In some sense, you can 'subtract' equations from each other, as reversing an equation turns it into its 'negative', and adding the negative of something is like subtracting the original 'something'. In this case, we 'added' the negative of Equation 2, to Equation 1. This would be the same as Equation 1 - Equation 2, which again gives you the net enthalpy change of +13kJ/mol.

I suppose one final way to look at it, would be to draw an energy profile of the two (original) reactions on the same axes. Because the products of the two reactions are exactly the same, you can put one level for P4O10(s). Now, P4(s) + 5O2(g) will be 3005kJ/mol above this level (note the reaction is exothermic, so the enthalpy of the product is lower than that of the reactants), and P4(g) + 5O2(g) will be 3018kJ/mol above this level. Hence, the P4(s) + 5O2(g) level is 13kJ/mol below the P4(g) + 5O2(g) level. As 5O2(g) makes the same enthalpy contribution to both levels, we can state that the hypothetical P4(s) level will be 13kJ/mol below the P4(g) level. Hence, if we were to draw a reaction profile of P4(s) --> P4(g), we would have the product 13kJ/mol above the reactants, and hence delta H would be +13kJ/mol.

[angelrox00]

So is a calibration curve always linear? (So you always draw a line of best fit?)

Also, in the attached question, why is the answer not A. As you are always trying to get the functional group on the lowest carbon no, shouldn't it be A? (The answer is D) In VCAA 2008 Exam 1, there was a similar question (Q6) and methyl was prioritised over a chlorine funtional group when numbering the carbon attoms.

[dankfrank420]

So is a calibration curve always linear? (So you always draw a line of best fit?)

Also, in the attached question, why is the answer not A. As you are always trying to get the functional group on the lowest carbon no, shouldn't it be A? (The answer is D) In VCAA 2008 Exam 1, there was a similar question (Q6) and methyl was prioritised over a chlorine funtional group when numbering the carbon attoms.

Perhaps the priority of the -OH group has something to do with it?

[BakedDwarf]

So is a calibration curve always linear? (So you always draw a line of best fit?)

Also, in the attached question, why is the answer not A. As you are always trying to get the functional group on the lowest carbon no, shouldn't it be A? (The answer is D) In VCAA 2008 Exam 1, there was a similar question (Q6) and methyl was prioritised over a chlorine funtional group when numbering the carbon attoms.

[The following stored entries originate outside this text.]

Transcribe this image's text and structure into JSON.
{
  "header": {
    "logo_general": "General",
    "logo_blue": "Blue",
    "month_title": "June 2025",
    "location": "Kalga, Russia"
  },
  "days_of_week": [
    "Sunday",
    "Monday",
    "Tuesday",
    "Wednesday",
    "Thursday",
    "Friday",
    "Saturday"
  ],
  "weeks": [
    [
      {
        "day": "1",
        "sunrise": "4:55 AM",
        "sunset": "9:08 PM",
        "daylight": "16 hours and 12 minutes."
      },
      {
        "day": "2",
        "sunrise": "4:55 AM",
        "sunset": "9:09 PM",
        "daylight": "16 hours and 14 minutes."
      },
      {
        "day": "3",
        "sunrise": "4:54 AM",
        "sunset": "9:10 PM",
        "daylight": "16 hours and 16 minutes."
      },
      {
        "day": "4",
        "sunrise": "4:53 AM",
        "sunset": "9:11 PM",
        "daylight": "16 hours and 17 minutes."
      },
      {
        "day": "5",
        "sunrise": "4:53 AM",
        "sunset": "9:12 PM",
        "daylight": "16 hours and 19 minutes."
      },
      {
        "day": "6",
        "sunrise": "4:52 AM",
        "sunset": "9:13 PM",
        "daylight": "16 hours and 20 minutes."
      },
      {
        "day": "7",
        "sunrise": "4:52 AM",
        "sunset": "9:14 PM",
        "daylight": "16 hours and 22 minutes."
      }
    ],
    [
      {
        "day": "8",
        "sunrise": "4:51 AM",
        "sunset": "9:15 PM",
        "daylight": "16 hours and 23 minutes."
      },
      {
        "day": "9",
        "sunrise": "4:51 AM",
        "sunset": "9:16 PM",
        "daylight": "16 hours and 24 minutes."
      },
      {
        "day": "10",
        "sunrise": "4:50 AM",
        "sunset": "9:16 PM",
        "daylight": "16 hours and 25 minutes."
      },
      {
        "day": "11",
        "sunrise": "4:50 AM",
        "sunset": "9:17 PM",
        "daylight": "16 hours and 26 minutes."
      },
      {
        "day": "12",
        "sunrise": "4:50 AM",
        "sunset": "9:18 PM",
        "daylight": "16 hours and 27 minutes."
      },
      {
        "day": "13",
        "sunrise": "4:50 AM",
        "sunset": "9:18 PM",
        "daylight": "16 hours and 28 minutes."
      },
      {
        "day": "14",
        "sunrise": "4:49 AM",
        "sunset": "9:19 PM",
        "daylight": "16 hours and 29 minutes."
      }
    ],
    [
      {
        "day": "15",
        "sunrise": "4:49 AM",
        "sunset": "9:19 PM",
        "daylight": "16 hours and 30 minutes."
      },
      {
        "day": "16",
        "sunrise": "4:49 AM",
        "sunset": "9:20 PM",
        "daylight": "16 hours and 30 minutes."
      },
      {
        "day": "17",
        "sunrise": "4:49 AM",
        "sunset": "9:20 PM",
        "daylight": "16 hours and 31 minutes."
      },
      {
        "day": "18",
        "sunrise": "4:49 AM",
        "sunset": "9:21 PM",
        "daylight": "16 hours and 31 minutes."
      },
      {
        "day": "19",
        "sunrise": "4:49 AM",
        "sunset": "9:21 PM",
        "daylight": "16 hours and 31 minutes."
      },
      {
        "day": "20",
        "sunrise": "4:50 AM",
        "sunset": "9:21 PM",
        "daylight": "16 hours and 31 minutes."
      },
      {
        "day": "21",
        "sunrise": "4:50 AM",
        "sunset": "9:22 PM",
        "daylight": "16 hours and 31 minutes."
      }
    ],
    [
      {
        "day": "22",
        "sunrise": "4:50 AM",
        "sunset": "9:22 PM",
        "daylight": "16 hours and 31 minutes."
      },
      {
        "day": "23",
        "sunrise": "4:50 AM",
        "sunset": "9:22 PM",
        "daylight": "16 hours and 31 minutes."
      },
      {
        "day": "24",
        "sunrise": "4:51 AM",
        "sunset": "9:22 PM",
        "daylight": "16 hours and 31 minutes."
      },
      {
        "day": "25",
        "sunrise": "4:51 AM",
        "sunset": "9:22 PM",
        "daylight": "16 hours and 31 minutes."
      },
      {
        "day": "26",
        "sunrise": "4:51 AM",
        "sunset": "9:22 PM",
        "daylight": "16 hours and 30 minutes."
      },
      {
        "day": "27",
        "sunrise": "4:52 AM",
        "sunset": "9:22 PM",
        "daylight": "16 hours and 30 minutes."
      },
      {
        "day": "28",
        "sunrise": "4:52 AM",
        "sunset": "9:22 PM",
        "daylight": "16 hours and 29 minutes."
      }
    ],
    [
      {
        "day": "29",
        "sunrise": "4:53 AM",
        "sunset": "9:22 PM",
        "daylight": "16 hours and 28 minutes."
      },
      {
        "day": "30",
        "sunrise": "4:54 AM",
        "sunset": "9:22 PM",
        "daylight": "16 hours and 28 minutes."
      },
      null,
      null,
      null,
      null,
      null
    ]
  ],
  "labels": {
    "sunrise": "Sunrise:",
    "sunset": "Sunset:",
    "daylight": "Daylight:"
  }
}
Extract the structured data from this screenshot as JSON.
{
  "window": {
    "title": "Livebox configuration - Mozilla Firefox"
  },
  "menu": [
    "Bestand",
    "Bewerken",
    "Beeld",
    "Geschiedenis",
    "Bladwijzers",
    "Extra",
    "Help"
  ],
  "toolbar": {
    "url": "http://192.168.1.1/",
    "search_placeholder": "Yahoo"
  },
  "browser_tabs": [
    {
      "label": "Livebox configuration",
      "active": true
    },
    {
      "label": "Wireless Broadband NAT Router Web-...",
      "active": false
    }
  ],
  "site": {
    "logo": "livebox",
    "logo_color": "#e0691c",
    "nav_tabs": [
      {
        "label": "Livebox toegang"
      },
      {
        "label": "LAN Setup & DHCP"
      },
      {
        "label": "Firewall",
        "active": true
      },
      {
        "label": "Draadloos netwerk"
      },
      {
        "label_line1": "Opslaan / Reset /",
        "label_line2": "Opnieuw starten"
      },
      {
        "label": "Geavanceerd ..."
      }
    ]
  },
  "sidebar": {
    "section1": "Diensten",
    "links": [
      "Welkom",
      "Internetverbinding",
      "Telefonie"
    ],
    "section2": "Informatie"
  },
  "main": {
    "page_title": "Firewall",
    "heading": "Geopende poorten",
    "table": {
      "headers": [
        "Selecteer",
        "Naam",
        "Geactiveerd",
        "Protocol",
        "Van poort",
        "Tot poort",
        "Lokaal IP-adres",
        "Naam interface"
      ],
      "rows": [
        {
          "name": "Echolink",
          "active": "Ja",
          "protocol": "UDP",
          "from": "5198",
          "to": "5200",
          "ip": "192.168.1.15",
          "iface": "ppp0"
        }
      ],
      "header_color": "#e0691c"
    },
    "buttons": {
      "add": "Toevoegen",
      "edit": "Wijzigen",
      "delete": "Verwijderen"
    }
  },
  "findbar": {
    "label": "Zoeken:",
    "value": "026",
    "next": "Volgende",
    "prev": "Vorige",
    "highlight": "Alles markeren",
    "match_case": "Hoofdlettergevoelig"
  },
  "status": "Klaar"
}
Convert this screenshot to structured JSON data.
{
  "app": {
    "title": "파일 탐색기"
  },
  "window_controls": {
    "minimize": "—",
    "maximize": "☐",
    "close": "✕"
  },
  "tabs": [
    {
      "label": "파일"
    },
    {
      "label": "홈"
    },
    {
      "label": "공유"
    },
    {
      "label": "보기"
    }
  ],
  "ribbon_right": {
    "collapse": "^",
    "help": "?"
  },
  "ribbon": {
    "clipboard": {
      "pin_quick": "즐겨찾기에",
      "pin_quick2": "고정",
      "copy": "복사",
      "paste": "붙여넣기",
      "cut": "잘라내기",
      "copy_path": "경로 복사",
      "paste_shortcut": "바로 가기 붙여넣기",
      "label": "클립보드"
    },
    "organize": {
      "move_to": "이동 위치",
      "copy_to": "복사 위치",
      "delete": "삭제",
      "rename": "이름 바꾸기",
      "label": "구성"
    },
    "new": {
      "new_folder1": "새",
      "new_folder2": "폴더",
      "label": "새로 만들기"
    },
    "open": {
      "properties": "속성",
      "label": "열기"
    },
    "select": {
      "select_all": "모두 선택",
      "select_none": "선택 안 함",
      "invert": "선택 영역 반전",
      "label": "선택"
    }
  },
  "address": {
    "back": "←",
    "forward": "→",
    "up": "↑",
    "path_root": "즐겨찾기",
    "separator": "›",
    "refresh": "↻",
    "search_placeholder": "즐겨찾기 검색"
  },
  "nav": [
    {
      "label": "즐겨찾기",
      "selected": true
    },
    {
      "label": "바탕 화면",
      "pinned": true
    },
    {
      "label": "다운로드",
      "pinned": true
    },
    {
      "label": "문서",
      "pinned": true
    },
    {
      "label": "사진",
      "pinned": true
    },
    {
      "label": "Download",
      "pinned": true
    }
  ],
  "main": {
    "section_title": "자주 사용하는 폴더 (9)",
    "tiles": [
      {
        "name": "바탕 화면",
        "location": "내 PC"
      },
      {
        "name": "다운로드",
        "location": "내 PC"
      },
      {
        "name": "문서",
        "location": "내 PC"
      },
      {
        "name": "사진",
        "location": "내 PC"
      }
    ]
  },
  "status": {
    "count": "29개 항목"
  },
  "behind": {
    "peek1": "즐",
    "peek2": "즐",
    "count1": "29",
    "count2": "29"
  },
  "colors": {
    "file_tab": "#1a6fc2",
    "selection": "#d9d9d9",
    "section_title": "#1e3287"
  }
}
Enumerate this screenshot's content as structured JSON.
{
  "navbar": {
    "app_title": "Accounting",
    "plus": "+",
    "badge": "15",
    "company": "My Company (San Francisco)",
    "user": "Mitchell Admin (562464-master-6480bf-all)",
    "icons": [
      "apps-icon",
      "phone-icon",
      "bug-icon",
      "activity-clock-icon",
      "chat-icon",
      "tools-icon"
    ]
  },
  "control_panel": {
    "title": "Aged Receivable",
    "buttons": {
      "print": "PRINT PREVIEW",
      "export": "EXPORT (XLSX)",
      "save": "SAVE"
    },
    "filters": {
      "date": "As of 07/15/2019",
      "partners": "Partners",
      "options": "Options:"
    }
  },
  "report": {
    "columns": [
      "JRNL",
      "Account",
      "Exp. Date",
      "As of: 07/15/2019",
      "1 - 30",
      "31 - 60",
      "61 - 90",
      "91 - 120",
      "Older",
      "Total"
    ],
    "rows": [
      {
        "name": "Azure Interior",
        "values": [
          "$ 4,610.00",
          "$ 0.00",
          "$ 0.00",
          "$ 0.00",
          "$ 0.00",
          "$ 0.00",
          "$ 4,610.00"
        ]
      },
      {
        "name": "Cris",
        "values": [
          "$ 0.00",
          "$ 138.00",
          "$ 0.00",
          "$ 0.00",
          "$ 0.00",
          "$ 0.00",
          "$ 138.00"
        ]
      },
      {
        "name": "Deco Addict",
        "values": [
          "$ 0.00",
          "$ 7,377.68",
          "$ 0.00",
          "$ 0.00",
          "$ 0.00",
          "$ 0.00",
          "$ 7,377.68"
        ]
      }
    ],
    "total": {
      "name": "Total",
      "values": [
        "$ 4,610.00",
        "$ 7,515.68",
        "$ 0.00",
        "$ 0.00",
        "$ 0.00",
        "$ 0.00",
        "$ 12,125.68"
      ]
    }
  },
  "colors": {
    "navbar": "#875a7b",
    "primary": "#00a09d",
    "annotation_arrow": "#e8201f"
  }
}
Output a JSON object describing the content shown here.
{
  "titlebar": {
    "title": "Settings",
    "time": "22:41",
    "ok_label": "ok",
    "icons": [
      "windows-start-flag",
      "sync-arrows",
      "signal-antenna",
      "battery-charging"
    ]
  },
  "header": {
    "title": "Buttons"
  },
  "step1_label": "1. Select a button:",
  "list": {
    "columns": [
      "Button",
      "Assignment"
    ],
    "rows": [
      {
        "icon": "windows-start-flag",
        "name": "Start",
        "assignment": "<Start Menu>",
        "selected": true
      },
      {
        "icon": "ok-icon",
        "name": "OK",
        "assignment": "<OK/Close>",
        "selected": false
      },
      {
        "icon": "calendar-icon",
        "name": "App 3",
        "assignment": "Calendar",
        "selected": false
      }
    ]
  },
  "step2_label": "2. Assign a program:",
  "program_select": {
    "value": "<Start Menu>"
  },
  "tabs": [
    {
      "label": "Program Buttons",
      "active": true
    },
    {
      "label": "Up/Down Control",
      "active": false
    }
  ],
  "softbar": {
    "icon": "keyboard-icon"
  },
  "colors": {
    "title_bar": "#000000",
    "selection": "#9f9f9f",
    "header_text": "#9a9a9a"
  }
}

Functional groups are prioritised over one another:
The order of functional groups from highest priority to lowest priority is carboxylic acid, alcohol and amine (chloro, or any halogen, is never a main functional group). Hence, if there's a methyl group, it is prioritised over chloro; that is, it receives the lowest carbon number.

However, in the diagram for your question, there is two functional groups, alcohol and chloro, and a methyl group. So, as I said above, the alcohol must receive the lowest carbon number, 4, because it has a higher priority than the methyl and chloro. And then the methyl group receives the lowest carbon number, 3, as chloro is not prioritised over anything. Therefore, chloro receives the next lowest possible carbon number, 7.

I know this is probably confusing because I haven't explained it clearly, but what you should understand is that certain functional groups are prioritised over one another. If you're still unsure, hopefully someone else with clearer knowledge can explain it in a more understandable way.

[angelrox00]

Ok. Thanks guys.

[knightrider]

A polar molecule is one in which there is an unequal distribution of (negative) charge. The geometry of a molecule, as well as the electronegativity differences of the atoms largely contribute to the polarity of a molecule.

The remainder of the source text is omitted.